When my mother, father, and sister died within the same year, the grief was immense. I had words, but they weren’t enough. Then, unexpectedly, I had art.

I had never made digital collages before. I certainly didn't think of PowerPoint as an artistic tool. I was a writer whose primary experience with "art" was coloring postcards to soothe myself during the early days of the pandemic.

Yet something nudged me—no, called me—to begin layering fragments of images, pixels upon pixels, until something began to take shape within me and on the screen. It felt less like a choice and more like survival.

“Going Home” emerged from that place. A meditation. A balm. A way of witnessing grief without being consumed by it. Each fragment I placed was like holding one piece of sorrow long enough to then set it down. Each layer was both letting go and remembering.

As I built the image, I realized something essential: grief is overwhelming and often lonely, but it is also universal. We all go home eventually. To witness that truth through art was my way of reminding myself—and anyone who looks at it—–—that I am not alone, and neither are you. What we go home to is quite beautiful.

The process of trying to make sense of things through creating these collages continues to sustain me. Just this week, as the world felt like it might crack under the weight of chaos and division, the sadness began to mount inside me.

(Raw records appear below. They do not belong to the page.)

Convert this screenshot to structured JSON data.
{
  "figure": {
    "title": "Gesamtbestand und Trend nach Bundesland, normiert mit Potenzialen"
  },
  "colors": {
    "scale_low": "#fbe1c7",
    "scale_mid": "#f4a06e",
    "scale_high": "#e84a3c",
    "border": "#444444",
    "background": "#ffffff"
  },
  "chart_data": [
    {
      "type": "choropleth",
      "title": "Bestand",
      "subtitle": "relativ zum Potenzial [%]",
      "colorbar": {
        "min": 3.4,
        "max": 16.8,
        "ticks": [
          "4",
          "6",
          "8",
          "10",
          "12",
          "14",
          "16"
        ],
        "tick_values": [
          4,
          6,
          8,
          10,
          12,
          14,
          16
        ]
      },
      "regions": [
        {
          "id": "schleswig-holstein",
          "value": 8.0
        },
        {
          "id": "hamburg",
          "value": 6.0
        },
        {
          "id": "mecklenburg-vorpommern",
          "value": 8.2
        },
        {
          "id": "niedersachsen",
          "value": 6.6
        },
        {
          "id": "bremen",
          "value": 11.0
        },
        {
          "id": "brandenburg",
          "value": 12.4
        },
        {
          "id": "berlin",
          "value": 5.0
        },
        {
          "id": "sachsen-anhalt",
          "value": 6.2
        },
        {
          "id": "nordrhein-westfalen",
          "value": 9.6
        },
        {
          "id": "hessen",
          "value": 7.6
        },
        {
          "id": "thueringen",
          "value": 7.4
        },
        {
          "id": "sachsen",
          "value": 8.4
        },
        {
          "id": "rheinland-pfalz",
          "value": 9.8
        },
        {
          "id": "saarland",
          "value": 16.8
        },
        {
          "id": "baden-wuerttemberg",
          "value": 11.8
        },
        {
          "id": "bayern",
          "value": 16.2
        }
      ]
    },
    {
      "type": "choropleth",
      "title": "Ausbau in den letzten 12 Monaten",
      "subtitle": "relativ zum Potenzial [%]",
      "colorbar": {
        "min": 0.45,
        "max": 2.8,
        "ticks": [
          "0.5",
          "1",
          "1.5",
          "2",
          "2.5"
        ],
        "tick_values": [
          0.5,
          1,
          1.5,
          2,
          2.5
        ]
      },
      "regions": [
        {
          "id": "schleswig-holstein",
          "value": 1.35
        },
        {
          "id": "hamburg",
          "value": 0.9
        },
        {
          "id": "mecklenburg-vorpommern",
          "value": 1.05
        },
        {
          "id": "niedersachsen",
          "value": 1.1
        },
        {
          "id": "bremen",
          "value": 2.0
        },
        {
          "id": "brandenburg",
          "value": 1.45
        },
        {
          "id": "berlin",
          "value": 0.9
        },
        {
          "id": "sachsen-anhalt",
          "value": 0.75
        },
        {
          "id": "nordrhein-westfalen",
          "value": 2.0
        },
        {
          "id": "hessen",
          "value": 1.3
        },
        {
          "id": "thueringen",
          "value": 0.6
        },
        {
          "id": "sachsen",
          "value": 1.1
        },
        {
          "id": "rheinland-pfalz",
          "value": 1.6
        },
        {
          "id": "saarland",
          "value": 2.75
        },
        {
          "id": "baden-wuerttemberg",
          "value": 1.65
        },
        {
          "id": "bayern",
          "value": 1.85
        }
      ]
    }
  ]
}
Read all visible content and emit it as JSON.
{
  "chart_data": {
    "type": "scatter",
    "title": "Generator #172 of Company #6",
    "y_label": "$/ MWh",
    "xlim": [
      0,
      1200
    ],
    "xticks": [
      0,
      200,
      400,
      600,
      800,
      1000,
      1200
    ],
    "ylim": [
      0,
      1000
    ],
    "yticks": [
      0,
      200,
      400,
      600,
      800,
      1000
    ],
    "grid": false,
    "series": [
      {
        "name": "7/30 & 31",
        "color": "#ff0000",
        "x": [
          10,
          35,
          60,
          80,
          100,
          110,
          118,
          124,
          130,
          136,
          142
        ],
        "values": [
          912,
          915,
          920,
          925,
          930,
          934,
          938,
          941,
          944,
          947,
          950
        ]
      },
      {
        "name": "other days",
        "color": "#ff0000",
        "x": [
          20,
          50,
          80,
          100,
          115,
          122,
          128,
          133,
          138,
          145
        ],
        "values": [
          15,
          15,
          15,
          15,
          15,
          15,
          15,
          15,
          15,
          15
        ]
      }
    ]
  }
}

I felt restless, like I might jump out of my skin. Instead, I turned to the practice that had first saved me: I searched for images on Pixabay, and I began to let go. Moving them around felt like dragging paint across a canvas. With each version, unexpected discoveries appeared, and slowly the firestorms within quieted.

The world is still burning, but the danger of being consumed by it has eased. In my next post, I’ll share one of the pieces that emerged in that time: "Contemplating Freedom."



Where do you find your own sense of “home” in the midst of grief?